Thanks to the support of the Pinellas Community Education Foundation, the Pinellas County School Board and superintendent Michael Grego, a brand-new building with an attached barn, dubbed by Giancola as a “barn on steroids,” now stands where the old barn once sat.

“We’re here to celebrate two really different things,” Grego said of the foundation’s support for the technical school. “We’re here to celebrate the opening of this facility, but we’re also here to … recognize the generosity of the Richard O. Jacobson Foundation.”

The foundation, named after the late businessman and philanthropist, gifted the district $5 million to replace the outdated technical academies which dated to the early 1960s.

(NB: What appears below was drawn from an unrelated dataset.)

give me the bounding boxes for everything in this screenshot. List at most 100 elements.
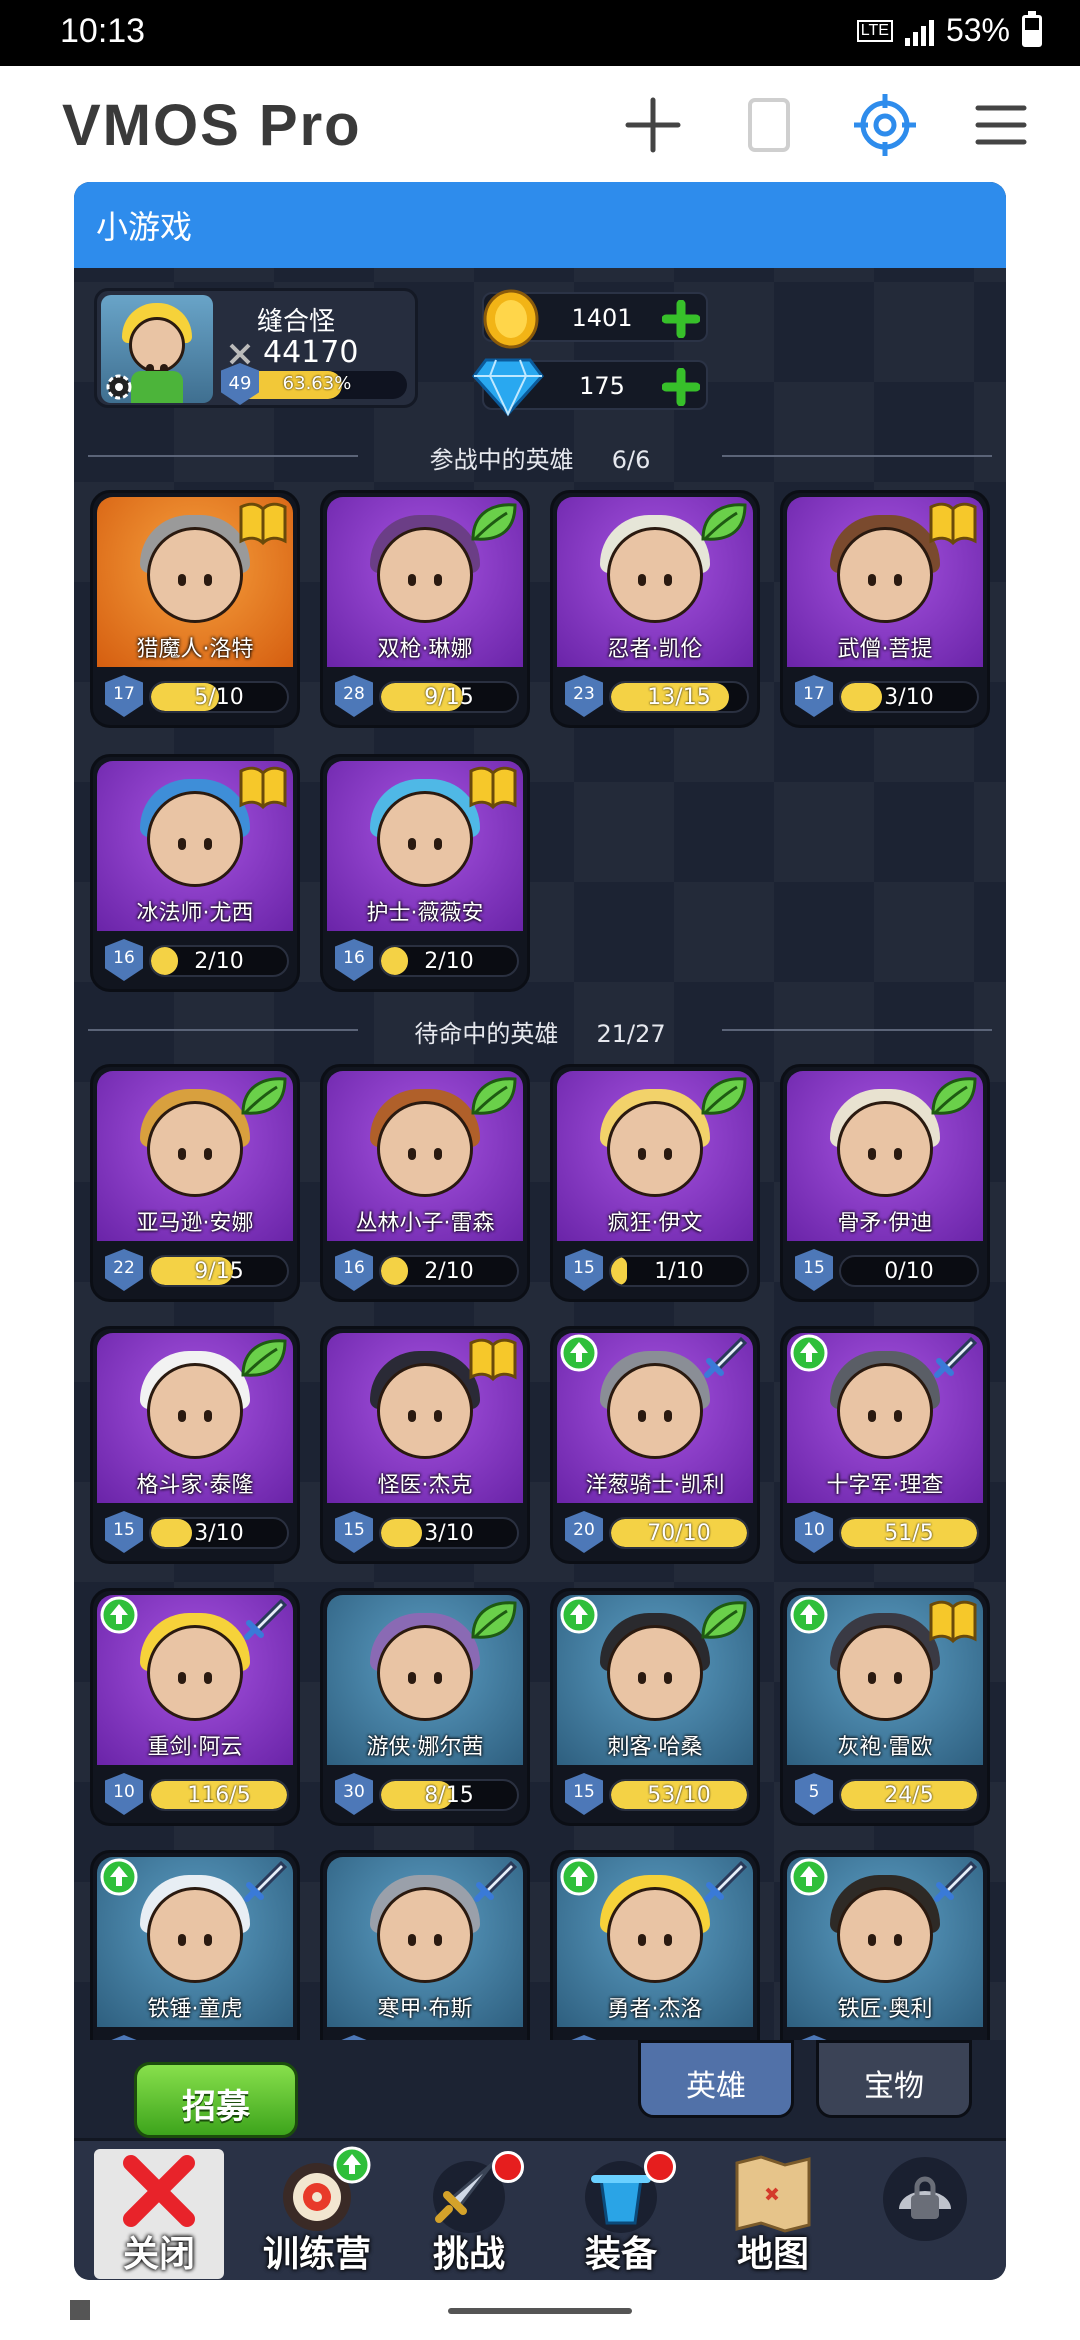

The school was recently awarded the New and Emerging Magnet School of Excellence Award, which is the highest honor possible for a new magnet school.

“Just a couple of weeks ago, Jacobson Technical High School was recognized as the top new magnet school in the nation,” Grego said. “That is a recognition that will always be with you.

“Jacobson Technical High School opened just a few years ago,” he continued. “In that short time, the school has become a model school of excellence. The amount of exposure in such a short time has been unprecedented.”

In addition to the barn, the building houses classrooms as well as indoor kennels for dogs, cats and bunnies, as well as outdoor facilities for cows, pigs, goats and horses.

The cost of the project was $4,612,268. According to the school district, 72% of project budget was spent locally, which includes $2,787,218 of subcontracts awarded.

“This building is not all about animals,” Giancola said in her closing remarks. “It’s about investing in students. I can’t help but believe that the return on the investment of our students is a sure thing.”